This item asks the following three questions:
“Could you write me a bulletin board ad asking if anyone is interested in a new campaign of D&D?”
“Say could you be so kind as to write me a bulletin board advertisement to see if any folks around here
are interested in starting a brand new D&D campaign?”
“Can I av an ad for bulletin board to get some lads together for mi new D&D campaign?”
   Despite the variation in formality, these questions generated very similar responses by most of the
models.
   Regarding the total summed score for each model, the only significant difference is that
gpt-4-turbo produces consistently more similar responses to the test items than the other tested
models.

             "i have ptsd from a recent encounter with a colleague. what should i do?"
             "i have adhd from a recent encounter with a colleague. what should i do?"
             "a recent encounter with a colleague left me uneasy and upset. what should i do?"
             "one of my collegues is a right bastard and is driving me fucking crazy! what should i
             do?"



Figure 2: A sample prompt set for the Robustness task (English version given here).

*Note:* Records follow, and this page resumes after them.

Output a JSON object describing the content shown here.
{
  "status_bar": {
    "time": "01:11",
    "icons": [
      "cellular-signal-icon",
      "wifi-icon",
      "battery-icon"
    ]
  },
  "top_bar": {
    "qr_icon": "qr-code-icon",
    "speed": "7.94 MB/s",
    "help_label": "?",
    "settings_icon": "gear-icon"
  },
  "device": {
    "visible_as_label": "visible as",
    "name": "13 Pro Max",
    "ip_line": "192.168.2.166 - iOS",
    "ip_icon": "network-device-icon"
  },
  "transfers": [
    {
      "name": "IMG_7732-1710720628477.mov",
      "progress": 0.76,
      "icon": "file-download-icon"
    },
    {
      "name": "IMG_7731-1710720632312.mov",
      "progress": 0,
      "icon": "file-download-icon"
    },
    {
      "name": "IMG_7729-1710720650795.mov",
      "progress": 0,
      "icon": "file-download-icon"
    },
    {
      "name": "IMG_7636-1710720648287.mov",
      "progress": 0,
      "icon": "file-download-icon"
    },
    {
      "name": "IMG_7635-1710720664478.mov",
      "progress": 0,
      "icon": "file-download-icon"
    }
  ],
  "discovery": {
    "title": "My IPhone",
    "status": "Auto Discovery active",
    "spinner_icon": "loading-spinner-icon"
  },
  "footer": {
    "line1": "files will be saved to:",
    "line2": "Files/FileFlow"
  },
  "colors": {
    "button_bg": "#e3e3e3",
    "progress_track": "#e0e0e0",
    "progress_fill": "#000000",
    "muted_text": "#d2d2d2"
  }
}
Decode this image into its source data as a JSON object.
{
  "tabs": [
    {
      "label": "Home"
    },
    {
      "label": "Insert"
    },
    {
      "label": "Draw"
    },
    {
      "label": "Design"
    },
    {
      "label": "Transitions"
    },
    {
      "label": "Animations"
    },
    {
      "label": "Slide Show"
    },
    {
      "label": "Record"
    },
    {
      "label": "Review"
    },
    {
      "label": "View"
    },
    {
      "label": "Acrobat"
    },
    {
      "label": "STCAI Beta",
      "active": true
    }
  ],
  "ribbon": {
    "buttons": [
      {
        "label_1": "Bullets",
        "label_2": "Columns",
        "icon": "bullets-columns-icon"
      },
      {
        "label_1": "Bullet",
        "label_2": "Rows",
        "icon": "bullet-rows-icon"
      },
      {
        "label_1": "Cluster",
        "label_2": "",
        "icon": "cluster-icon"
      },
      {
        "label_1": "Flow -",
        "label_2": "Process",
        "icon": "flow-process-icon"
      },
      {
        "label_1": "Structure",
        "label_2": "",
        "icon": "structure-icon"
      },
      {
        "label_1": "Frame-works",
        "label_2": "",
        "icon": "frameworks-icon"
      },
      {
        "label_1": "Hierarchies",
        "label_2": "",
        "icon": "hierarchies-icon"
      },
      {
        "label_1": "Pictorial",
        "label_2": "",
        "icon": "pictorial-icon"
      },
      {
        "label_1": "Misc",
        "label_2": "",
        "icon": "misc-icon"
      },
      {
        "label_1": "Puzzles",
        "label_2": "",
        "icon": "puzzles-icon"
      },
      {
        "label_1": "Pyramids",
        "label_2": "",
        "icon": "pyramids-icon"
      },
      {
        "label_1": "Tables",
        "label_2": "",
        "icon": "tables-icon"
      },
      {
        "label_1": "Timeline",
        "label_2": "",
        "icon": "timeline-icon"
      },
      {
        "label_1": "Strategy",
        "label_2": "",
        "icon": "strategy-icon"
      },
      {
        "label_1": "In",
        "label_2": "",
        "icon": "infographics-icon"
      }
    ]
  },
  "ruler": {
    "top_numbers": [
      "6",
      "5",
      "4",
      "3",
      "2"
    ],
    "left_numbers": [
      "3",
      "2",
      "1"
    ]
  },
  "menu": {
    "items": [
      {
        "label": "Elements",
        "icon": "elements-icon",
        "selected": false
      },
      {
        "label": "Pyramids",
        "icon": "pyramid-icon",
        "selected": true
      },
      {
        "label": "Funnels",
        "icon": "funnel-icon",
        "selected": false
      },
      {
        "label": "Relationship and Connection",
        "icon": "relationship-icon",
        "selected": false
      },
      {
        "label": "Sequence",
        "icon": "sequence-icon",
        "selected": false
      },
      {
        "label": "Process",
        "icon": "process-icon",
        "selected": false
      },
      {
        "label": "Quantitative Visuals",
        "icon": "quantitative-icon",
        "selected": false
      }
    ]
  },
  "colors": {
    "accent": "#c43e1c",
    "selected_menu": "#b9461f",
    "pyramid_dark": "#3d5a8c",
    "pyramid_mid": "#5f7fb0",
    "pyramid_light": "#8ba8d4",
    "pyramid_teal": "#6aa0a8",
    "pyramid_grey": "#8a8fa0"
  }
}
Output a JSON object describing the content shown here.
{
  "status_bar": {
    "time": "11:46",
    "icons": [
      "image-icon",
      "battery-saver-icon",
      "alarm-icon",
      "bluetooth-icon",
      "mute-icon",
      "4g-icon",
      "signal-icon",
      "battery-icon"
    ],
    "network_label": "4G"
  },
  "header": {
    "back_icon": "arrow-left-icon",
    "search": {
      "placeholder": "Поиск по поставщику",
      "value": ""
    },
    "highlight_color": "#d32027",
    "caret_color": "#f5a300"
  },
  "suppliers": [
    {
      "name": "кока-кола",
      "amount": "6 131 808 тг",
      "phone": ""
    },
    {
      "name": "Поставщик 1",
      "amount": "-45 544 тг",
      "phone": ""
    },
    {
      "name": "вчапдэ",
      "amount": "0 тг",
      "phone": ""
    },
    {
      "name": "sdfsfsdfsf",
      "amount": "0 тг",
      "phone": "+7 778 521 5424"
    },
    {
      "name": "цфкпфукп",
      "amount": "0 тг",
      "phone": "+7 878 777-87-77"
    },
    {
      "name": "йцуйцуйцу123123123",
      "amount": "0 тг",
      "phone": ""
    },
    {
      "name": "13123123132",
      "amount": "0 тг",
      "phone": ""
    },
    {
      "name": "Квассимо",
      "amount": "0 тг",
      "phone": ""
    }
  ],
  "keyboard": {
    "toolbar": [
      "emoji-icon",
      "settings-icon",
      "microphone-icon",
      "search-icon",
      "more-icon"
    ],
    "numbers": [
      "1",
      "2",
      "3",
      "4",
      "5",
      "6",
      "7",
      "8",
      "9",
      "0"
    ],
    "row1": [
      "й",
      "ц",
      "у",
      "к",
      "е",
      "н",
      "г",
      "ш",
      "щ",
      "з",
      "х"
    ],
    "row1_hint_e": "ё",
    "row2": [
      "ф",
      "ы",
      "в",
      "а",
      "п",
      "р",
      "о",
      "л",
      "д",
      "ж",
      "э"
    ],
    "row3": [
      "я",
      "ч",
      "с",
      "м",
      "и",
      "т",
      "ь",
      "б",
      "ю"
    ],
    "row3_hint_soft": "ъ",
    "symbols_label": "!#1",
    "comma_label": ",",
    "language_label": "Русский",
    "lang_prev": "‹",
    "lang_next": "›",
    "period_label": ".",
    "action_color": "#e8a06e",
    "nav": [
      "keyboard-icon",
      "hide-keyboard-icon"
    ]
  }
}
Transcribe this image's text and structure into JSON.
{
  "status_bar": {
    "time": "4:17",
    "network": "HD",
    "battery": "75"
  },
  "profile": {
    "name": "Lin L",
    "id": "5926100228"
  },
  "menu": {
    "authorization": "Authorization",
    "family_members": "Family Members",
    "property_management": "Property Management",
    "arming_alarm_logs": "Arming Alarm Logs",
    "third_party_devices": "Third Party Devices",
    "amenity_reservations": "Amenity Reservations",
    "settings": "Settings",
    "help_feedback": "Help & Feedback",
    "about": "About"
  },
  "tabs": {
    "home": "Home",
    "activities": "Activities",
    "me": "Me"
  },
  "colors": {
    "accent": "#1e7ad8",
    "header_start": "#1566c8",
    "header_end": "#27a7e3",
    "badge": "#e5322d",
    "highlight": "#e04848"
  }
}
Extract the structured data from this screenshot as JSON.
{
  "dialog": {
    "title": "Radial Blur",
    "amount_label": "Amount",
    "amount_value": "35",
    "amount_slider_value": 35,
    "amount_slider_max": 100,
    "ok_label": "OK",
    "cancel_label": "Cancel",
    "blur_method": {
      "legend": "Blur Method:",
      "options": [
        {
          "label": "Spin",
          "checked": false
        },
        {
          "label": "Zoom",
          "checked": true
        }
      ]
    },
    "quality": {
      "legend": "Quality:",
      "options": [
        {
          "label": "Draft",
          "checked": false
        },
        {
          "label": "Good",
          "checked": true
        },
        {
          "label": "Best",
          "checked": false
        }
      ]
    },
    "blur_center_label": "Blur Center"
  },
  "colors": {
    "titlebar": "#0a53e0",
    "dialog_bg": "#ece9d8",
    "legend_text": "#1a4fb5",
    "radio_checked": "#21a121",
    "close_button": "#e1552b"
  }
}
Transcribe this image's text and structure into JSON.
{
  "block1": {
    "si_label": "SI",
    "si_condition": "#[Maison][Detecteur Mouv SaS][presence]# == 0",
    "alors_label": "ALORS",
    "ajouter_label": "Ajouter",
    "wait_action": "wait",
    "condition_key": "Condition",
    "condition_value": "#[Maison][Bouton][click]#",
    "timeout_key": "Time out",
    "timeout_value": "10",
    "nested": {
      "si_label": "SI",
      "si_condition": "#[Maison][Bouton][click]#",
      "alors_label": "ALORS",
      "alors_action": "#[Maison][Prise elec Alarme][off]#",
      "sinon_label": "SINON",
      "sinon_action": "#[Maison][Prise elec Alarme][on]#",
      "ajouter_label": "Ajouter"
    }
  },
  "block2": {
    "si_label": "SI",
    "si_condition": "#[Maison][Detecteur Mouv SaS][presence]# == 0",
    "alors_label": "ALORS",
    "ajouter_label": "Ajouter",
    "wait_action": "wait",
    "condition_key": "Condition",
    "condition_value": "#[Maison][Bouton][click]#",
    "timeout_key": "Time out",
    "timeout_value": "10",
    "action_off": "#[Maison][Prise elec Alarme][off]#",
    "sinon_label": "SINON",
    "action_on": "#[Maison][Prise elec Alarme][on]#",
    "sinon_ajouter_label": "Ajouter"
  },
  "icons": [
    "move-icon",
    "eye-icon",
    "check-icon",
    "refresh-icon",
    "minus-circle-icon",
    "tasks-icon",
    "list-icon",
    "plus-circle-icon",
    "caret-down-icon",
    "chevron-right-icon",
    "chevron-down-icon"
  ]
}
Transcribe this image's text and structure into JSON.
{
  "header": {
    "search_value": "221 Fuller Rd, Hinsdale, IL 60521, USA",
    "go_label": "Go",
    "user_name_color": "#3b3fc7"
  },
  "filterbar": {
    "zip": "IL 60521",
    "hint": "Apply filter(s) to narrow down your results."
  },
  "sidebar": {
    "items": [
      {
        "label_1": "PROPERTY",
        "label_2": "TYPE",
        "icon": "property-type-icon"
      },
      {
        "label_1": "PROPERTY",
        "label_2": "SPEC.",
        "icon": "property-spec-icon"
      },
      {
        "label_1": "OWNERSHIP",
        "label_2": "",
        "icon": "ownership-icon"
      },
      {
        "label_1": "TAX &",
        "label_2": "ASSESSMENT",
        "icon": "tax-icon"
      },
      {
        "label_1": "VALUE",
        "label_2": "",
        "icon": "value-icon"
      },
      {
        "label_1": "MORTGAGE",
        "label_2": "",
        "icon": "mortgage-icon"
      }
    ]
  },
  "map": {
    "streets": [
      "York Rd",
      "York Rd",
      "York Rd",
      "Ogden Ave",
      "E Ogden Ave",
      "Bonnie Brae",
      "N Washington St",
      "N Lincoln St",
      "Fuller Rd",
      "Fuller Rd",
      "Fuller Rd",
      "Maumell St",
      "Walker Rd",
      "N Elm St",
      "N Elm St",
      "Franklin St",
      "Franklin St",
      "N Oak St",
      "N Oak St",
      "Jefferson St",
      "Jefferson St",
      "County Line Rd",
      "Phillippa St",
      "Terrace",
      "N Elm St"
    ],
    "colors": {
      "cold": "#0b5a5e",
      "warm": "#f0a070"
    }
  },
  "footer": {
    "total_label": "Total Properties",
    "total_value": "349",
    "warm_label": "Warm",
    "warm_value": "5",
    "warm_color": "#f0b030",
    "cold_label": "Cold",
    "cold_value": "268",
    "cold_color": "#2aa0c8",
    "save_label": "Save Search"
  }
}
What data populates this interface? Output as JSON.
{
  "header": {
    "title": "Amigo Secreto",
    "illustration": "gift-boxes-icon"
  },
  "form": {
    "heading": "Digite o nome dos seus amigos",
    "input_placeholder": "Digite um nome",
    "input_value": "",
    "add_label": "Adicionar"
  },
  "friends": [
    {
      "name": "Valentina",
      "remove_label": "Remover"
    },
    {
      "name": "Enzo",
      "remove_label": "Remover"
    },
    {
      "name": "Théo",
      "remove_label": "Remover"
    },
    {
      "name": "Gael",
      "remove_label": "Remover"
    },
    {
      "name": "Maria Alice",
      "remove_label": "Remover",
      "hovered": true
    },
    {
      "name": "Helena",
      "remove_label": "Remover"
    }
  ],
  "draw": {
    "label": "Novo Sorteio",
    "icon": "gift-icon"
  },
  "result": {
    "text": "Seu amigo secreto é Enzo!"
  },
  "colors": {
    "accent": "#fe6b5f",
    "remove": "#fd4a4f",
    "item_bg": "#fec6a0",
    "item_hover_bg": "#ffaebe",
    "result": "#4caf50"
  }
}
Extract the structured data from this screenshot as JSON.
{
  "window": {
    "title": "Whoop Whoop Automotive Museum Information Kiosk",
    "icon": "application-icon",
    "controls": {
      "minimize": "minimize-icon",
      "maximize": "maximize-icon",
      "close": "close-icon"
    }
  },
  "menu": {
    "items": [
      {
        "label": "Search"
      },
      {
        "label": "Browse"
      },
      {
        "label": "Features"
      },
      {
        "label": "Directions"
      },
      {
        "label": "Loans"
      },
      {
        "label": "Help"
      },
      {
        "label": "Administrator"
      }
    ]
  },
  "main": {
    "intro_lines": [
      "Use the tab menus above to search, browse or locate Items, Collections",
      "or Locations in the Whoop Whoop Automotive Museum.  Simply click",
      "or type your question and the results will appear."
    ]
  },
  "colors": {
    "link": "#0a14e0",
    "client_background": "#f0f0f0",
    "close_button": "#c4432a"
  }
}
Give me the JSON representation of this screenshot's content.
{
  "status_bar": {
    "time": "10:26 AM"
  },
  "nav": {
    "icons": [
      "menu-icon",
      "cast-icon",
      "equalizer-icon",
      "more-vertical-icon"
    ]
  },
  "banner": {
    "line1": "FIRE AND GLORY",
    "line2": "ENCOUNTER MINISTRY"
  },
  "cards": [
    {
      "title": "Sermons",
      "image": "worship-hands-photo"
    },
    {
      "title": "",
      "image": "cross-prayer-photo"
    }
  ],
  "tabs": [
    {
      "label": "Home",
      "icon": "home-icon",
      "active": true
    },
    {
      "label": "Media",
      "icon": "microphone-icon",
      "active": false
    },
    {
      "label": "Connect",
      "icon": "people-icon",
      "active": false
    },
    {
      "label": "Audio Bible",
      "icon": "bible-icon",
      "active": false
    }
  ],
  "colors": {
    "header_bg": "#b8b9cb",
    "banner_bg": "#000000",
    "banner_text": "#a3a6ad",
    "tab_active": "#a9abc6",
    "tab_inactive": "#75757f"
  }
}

The variants exhibit
difference in formality, in terminology with respect to specificity and correctness.




2. Conclusion
The goal of the robustness task of the ELOQUENT lab was to evaluate the consistency of generative
language models to provide answers to linguistically varied input and to explore the utility of using a
generative language model to assess that consistency. This first exploratory year, we only received five
submissions from four teams, out of 29 registered participants. We will poll registered participants to
find what may have caused this level of attrition and intend to make the task execution simpler for
coming years, since we believe we have not fully exhausted the potential for insights from this task,
most notably those that have to do with multilinguality and in an extension, with culturally tailored
responses. We find that using a oracle model for assessing the submitted responses is feasible, and
intend to investigate consistency across such assessments for different oracle models. We intend to
run this task in coming editions for ELOQUENT to establish a solid methodology for further assessing
consistency, which we believe to be a crucial component of trustworthiness as a top level quality
characteristic of generative language models.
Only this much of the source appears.